Disturbingly, this FNB committee focused on bone health, just like they did 14 years ago. They ignored the thousands of studies from the last ten years that showed higher doses of vitamin D helps: heart health, brain health, breast health, prostate health, pancreatic health, muscle health, nerve health, eye health, immune health, colon health, liver health, mood health, skin health, and especially fetal health. Tens of millions of pregnant women and their breast-feeding infants are severely vitamin D deficient, resulting in a great increase in the medieval disease, rickets. The FNB report seems to reason that if so many pregnant women have low vitamin D blood levels then it must be OK because such low levels are so common. However, such circular logic simply represents the cave man existence of most modern day pregnant women.
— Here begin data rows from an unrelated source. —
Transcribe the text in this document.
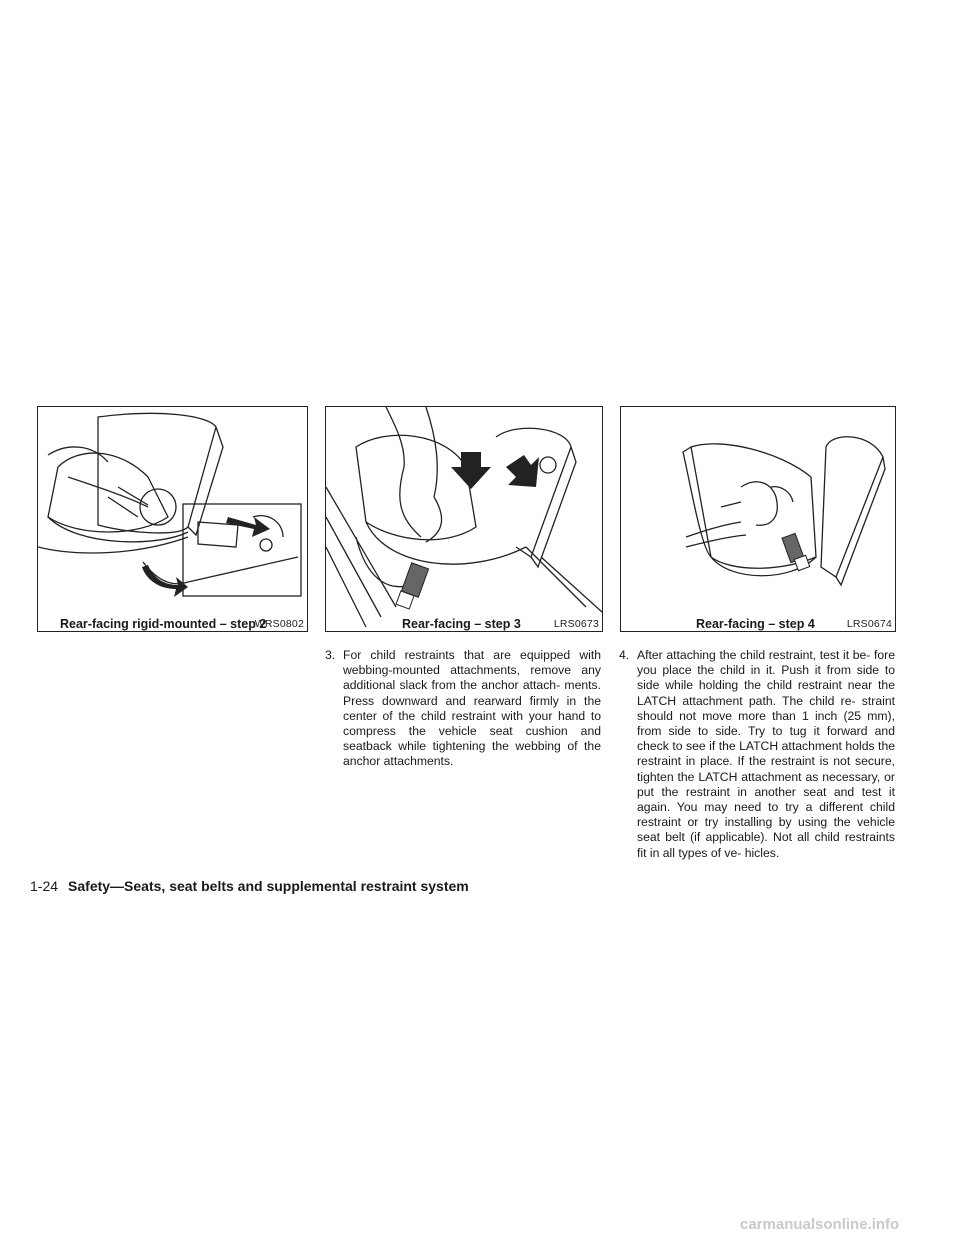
WRS0802
Rear-facing rigid-mounted – step 2	LRS0673
Rear-facing – step 3	LRS0674
Rear-facing – step 4
3. For child restraints that are equipped with webbing-mounted attachments, remove any additional slack from the anchor attach- ments. Press downward and rearward firmly in the center of the child restraint with your hand to compress the vehicle seat cushion and seatback while tightening the webbing of the anchor attachments.
4. After attaching the child restraint, test it be- fore you place the child in it. Push it from side to side while holding the child restraint near the LATCH attachment path. The child re- straint should not move more than 1 inch (25 mm), from side to side. Try to tug it forward and check to see if the LATCH attachment holds the restraint in place. If the restraint is not secure, tighten the LATCH attachment as necessary, or put the restraint in another seat and test it again. You may need to try a different child restraint or try installing by using the vehicle seat belt (if applicable). Not all child restraints fit in all types of ve- hicles.
1-24 Safety—Seats, seat belts and supplemental restraint system
carmanualsonline.info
Hence, if you want to optimize your vitamin D levels – not just optimize the bone effect – supplementing is crucial. But it is almost impossible to significantly raise your vitamin D levels when supplementing at only 600 IU/day (15 micrograms). Pregnant women taking 400 IU/day have the same blood levels as pregnant women not taking vitamin D; that is, 400 IU is a meaninglessly small dose for pregnant women. Even taking 2,000 IU/day of vitamin D will only increase the vitamin D levels of most pregnant women by about 10 points, depending mainly on their weight. Professor Bruce Hollis has shown that 2,000 IU/day does not raise vitamin D to healthy or natural levels in either pregnant or lactating women. Therefore supplementing with higher amounts -- like 5000 IU/day -- is crucial for those women who want their fetus to enjoy optimal vitamin D levels, and the future health benefits that go along with it.
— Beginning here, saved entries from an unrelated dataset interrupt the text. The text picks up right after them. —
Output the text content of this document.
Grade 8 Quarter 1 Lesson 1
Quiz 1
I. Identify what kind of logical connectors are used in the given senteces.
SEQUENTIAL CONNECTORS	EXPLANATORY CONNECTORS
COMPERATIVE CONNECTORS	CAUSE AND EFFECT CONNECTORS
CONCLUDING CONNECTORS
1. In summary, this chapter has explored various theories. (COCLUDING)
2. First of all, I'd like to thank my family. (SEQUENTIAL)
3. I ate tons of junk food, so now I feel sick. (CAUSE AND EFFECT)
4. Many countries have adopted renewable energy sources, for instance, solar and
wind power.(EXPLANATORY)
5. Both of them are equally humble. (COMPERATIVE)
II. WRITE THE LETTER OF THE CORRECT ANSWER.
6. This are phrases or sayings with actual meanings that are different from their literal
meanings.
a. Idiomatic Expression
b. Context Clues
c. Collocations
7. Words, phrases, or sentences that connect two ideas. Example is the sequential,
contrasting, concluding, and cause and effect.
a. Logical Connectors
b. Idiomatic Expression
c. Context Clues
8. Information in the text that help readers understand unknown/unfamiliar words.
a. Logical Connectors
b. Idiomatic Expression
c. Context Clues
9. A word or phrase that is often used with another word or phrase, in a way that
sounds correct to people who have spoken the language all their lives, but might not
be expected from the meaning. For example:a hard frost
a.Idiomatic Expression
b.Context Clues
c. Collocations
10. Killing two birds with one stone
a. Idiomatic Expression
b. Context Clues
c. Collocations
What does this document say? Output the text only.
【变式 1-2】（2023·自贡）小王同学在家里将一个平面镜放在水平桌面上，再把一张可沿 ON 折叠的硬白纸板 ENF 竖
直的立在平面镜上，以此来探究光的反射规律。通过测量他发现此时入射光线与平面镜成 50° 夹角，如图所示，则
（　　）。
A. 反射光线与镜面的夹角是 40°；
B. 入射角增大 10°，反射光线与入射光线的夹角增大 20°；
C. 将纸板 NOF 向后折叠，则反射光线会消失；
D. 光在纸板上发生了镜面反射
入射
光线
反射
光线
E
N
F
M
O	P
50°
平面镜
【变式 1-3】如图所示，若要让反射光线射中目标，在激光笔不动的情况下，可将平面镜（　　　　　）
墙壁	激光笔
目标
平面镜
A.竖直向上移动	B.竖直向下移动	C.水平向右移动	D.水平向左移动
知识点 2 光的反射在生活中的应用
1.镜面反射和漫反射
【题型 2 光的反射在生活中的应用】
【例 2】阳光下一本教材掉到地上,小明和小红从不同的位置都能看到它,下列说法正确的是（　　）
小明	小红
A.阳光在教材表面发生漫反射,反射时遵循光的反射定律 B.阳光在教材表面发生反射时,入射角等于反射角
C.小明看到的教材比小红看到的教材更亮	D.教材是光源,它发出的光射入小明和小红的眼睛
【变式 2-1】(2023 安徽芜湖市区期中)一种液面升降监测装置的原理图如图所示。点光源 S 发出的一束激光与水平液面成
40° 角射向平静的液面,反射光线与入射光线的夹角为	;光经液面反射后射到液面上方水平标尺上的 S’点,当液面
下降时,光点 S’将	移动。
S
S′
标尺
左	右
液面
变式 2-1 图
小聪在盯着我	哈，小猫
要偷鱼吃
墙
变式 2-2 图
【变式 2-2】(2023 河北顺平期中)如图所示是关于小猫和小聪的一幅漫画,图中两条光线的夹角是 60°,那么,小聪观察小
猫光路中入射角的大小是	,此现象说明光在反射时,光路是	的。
For example, taking only two of the hundreds of recently published studies, Professor Urashima and colleagues in Japan gave 1,200 IU/day of vitamin D3 for six months to Japanese 10 year-olds in a randomized controlled trial. They found vitamin D dramatically reduced the incidence of influenza A as well as the episodes of asthma attacks in the treated kids while the placebo group was not so fortunate. If Dr. Urashima had followed the newest FNB recommendations, it is unlikely that 400 IU/day treatment arm would have done much of anything and some of the treated young teenagers may have come to serious harm without the vitamin D. Likewise, a randomized controlled prevention trial of adults by Professor Joan Lappe and colleagues at Creighton University, which showed dramatic improvements in the health of internal organs, used more than twice the FNB's new adult recommendations.
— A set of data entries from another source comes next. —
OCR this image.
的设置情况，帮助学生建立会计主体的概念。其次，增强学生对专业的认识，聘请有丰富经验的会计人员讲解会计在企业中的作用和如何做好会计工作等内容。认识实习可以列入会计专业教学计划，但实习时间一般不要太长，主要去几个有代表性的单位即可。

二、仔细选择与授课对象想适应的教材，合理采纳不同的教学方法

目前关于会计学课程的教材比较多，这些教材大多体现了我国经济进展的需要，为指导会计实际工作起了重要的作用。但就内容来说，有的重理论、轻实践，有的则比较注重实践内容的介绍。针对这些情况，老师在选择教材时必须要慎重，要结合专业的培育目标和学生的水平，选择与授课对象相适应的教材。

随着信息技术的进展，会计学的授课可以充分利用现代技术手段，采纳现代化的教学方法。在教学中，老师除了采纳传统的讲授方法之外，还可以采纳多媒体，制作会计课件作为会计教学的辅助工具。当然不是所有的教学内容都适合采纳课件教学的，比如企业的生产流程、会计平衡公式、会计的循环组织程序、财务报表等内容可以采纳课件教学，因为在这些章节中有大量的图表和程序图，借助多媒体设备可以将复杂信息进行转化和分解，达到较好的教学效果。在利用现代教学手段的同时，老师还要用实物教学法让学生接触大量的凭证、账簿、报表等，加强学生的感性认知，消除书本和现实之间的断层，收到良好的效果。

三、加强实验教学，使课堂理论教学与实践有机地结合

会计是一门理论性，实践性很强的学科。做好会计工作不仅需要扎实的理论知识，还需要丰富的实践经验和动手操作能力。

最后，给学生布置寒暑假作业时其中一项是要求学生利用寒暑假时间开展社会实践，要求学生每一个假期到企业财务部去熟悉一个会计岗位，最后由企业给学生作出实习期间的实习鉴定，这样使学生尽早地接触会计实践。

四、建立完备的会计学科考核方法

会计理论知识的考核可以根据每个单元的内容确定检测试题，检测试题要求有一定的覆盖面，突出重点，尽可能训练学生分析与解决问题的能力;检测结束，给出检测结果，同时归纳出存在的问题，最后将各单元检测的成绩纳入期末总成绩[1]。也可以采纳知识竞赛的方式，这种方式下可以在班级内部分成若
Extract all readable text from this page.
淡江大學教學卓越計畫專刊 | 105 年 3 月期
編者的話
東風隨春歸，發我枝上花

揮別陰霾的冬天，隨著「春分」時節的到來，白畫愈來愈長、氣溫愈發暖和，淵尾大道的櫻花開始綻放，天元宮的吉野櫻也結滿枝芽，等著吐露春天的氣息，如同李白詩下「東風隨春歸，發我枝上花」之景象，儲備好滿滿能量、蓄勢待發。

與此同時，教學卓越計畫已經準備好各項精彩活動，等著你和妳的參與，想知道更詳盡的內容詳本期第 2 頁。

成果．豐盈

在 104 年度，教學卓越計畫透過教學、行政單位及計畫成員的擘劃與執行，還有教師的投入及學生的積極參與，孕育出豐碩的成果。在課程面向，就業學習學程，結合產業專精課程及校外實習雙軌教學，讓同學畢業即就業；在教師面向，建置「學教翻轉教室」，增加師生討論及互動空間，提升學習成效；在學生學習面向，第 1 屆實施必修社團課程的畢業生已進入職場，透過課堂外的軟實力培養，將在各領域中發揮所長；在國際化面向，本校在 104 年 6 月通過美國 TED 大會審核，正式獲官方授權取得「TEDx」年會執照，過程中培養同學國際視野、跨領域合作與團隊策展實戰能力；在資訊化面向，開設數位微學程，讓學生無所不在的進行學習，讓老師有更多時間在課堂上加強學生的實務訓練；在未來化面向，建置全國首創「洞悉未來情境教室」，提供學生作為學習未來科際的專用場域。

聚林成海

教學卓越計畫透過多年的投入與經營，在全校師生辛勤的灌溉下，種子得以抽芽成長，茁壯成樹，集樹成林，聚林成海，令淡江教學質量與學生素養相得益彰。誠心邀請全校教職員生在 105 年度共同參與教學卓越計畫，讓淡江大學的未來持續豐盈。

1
Finally, the FNB committee consulted with 14 vitamin D experts and – after reading these 14 different reports – the FNB decided to suppress their reports. Many of these 14 consultants are either famous vitamin D researchers, like Professor Robert Heaney at Creighton, or in the case of Professor Walter Willett at Harvard, the single best-known nutritionist in the world. So, the FNB will not tell us what Professors Heaney and Willett thought of their new report? Why not? Yesterday, the Vitamin D Council directed our attorney to file a federal Freedom of Information (FOI) request to the IOM's FNB for the release of these 14 reports.
I, my family, most of my friends, hundreds of patients, and thousands of readers of the Vitamin D Council newsletter, have been taking 5,000 IU/day for up to eight years. Not only have they reported no significant side-effects, indeed, they have reported greatly improved health in multiple organ systems. My advice: especially for pregnant women, continue taking 5,000 IU/day until your (OH)D] is between 50 ng/ml and 80 ng/ml (the vitamin D blood levels obtained by humans who live and work in the sun and the mid-point of the current reference ranges at all American laboratories). Gestational vitamin D deficiency is not only associated with rickets, but a significantly increased risk of neonatal pneumonia (2), a doubled risk for preeclampsia (3), a tripled risk for gestational diabetes (4), and a quadrupled risk for primary cesarean section (5).
Yesterday, the FNB failed millions of pregnant women whose as yet unborn babies will pay the price. Let us hope the FNB will comply with the spirit of "transparency" by quickly responding to our freedom of Information requests.